Dennis Martinez' nickname was 'El Presidente' for a while, until July 28th, 1991, when he pitched a perfect game against the Los Angeles Dodgers. It was a special game for many reasons: two days earlier, Mark Gardner was throwing a no-hitter until he surrendered one in the tenth inning, meaning the Montréal Expos could have been the first team to throw a no-hitter and a perfect game in the same series; also, 'El Perfecto' was the first non-American to register a perfect game, and his adversary, Mike Morgan, was also perfect through the first five innings, the longest the opponent of a perfect pitcher matched his counterpart; finally, it was the second time catcher Ron Hassey was on the receiving end of a perfect game, having previously been behind the plate for Len Barker's.
It was the 13th perfect game of all time, and the 11th of the modern era.

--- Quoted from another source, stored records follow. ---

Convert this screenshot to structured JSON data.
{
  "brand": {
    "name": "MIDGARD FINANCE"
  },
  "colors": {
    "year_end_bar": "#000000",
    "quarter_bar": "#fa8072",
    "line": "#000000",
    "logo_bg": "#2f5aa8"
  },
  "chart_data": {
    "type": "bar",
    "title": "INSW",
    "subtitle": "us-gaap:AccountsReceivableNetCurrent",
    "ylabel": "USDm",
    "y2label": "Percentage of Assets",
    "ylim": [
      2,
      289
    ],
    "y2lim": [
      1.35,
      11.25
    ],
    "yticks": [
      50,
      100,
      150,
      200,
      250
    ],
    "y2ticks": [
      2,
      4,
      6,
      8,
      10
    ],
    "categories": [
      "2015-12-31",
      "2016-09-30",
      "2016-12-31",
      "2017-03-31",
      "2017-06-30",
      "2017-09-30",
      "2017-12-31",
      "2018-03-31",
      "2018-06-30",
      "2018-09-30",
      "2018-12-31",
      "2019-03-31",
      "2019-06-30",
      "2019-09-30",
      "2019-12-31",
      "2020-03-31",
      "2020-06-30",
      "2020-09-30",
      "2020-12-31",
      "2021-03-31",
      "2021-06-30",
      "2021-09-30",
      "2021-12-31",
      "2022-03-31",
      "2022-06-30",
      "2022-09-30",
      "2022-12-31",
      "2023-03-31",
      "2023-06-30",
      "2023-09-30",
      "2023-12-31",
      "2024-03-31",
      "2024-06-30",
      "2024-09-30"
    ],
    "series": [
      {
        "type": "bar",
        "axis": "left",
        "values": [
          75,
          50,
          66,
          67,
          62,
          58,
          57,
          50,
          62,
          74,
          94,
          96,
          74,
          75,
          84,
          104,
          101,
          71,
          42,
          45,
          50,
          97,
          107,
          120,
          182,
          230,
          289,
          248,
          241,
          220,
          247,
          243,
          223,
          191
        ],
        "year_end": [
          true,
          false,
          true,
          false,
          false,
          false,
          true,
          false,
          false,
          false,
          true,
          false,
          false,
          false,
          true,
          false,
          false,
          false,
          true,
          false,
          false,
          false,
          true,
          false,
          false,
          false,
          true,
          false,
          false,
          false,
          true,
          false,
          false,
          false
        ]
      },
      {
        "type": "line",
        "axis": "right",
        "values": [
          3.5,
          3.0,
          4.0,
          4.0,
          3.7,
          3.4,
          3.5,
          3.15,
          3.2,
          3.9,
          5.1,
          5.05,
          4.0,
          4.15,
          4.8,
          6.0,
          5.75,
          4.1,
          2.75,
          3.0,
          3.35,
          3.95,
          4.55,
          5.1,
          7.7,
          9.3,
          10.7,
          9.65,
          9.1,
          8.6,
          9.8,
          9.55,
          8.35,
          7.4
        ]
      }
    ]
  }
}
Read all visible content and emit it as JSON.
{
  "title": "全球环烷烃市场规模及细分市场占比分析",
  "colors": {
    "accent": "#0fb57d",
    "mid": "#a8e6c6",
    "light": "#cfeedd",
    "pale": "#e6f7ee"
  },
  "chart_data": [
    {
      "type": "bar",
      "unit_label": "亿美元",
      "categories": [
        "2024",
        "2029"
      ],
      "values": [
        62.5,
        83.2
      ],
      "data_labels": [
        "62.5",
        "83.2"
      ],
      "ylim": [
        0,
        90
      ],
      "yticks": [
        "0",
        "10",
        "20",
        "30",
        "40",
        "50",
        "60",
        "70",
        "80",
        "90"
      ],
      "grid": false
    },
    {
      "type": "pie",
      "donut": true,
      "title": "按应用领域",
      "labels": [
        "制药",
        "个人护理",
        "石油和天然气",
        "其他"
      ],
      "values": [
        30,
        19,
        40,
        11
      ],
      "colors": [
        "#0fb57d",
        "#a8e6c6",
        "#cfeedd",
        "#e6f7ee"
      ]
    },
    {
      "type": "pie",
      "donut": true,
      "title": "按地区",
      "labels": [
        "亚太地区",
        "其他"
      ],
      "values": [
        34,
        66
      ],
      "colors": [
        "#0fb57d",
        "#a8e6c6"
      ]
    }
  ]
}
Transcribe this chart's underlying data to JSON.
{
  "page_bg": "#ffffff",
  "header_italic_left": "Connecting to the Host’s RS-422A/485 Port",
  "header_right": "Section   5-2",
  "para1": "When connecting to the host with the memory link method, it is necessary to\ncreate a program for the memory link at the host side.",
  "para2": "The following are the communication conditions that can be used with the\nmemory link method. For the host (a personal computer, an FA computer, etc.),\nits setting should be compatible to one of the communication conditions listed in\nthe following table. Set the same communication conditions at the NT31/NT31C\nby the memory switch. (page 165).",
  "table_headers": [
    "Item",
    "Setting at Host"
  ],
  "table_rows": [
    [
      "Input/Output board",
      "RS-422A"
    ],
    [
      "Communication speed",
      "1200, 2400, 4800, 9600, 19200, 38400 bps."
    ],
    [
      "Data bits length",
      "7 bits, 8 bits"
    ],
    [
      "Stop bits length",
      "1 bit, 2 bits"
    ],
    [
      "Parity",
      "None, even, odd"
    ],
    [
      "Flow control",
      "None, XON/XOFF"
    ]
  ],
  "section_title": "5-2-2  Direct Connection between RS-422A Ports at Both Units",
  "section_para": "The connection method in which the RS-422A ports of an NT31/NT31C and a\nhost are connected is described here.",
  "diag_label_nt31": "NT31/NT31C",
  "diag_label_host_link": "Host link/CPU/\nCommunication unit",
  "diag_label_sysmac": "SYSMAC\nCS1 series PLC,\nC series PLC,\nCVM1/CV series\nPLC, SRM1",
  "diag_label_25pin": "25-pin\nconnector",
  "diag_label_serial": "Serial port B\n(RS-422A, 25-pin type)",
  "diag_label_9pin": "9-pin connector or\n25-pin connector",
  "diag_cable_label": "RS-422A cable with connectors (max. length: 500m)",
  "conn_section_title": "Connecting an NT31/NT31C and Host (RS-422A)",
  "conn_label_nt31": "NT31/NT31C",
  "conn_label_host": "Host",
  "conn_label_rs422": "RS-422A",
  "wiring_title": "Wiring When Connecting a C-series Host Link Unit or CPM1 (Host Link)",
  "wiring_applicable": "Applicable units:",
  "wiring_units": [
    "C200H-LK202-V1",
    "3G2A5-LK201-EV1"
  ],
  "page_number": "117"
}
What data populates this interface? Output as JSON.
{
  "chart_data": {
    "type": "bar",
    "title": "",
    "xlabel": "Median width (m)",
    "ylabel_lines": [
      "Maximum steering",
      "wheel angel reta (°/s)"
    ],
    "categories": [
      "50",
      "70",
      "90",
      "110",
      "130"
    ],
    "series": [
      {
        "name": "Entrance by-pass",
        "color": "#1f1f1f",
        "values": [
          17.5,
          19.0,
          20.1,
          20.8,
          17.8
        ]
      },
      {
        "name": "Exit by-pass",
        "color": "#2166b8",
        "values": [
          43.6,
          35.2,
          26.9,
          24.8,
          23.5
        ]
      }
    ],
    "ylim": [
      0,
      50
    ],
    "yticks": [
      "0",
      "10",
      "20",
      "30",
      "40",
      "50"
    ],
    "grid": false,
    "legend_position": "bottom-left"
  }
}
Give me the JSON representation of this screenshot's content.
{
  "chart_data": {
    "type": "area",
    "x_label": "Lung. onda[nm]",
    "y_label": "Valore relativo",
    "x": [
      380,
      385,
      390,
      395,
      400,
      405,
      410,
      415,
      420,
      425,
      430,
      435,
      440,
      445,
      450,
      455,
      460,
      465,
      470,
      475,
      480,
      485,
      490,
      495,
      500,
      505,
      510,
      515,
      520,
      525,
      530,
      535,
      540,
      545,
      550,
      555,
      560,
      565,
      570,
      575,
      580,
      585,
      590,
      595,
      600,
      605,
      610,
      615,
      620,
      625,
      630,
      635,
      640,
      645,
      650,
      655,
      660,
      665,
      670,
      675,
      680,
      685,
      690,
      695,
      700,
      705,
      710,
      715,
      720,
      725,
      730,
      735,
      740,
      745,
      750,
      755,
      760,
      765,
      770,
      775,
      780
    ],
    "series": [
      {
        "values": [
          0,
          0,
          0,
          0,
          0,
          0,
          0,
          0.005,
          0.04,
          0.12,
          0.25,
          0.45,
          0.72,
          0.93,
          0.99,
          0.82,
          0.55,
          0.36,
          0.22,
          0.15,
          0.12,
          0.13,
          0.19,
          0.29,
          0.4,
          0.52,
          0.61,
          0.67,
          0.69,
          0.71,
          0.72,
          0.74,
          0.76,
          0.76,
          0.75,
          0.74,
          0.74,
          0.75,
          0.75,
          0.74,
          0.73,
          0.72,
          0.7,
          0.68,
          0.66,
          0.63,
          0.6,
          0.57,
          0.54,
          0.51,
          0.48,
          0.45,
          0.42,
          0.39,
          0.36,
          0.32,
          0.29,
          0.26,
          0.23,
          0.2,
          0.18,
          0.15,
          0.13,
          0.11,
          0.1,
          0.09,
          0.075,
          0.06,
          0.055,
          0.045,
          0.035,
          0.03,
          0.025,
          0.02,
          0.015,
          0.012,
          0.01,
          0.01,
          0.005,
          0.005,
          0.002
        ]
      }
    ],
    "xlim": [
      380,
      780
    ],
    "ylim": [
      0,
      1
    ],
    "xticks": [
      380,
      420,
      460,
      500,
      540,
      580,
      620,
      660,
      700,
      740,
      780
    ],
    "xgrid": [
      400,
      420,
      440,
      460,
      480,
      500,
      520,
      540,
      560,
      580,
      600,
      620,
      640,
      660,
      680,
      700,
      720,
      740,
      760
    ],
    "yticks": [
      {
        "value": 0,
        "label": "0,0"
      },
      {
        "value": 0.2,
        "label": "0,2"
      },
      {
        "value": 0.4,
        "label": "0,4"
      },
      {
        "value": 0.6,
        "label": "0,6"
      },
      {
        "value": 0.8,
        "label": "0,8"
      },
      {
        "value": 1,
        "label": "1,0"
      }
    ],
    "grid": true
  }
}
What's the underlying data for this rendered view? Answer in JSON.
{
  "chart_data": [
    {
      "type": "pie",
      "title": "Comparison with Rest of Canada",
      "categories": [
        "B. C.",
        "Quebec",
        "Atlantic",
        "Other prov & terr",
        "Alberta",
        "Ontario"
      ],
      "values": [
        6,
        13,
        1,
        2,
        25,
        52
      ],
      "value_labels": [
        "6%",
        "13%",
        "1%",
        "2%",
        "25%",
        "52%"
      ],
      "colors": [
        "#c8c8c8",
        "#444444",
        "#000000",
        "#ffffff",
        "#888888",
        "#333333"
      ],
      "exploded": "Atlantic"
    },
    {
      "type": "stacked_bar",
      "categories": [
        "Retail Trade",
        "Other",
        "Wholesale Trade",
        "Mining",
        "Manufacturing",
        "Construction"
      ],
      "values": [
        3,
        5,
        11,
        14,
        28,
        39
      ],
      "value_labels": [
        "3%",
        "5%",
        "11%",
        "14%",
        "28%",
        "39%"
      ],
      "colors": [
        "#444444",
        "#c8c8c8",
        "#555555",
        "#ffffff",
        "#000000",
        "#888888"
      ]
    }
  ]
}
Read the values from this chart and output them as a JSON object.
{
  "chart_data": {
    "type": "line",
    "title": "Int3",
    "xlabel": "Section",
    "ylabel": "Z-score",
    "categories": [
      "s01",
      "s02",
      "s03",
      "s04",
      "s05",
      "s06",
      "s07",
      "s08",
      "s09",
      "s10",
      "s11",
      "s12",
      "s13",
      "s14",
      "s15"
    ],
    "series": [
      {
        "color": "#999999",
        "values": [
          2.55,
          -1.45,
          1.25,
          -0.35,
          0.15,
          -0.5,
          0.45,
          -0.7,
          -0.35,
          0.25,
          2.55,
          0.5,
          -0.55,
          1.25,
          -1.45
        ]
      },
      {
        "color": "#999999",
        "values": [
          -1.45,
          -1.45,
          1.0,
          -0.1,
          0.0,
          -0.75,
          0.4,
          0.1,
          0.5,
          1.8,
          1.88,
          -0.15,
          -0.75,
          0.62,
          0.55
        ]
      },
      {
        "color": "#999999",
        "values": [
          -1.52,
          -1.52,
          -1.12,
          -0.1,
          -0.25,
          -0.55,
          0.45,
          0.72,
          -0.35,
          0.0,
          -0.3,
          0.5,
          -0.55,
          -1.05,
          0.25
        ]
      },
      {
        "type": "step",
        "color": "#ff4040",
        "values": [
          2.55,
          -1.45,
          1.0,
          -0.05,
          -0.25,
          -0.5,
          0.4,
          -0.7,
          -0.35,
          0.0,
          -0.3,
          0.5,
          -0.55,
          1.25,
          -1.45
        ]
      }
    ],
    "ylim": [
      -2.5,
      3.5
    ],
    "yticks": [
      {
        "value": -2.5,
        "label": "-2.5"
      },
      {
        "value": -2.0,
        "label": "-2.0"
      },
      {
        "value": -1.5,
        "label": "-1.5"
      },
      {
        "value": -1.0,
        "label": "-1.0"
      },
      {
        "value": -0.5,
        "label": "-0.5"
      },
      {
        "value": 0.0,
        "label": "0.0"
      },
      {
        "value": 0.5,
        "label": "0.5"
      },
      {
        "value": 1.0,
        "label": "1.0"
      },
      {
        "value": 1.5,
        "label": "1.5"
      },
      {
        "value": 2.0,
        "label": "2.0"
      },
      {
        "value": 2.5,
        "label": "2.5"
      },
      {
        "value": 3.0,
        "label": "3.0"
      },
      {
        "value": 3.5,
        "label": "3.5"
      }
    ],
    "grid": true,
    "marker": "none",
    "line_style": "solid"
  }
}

But Martinez was more than a one-trick pony: he finished in the top-5 in Cy Young voting twice, in the top-25 twice in MVP voting, and participated in 4 All-Star Games. He led his league in complete games twice (9 in 1991, and a whopping 18 in 1979 with the Baltimore Orioles); he finished his career with 30 shutouts, including a league-leading 5 in 1991, when he also led with a 2.39 ERA. He finished in the top-10 in wins 5 times.
Until a skinny kid with the same last name a few years later (Pedro Martinez), I had never seen that dominant a pitcher up-close (I'd seen Dennis Eckersley and Greg Maddux on TV, though) - and because I haven't watched a baseball game in over 15 years, I haven't seen as dominant a display as his perfect game, ever - and that includes all the Curt Schilling and Roger Clemens highlights.
So when he signed this card for me in 1993, you can bet I was the happiest kid in the Olympic Stadium:
It's from Topps' 1993 Topps set (card #610) and was signed in fading blue sharpie. It shows him in the Expos' grey (away) uniform they instilled in 1992 - he'd previously starred and been perfect in their powder-blue uniform.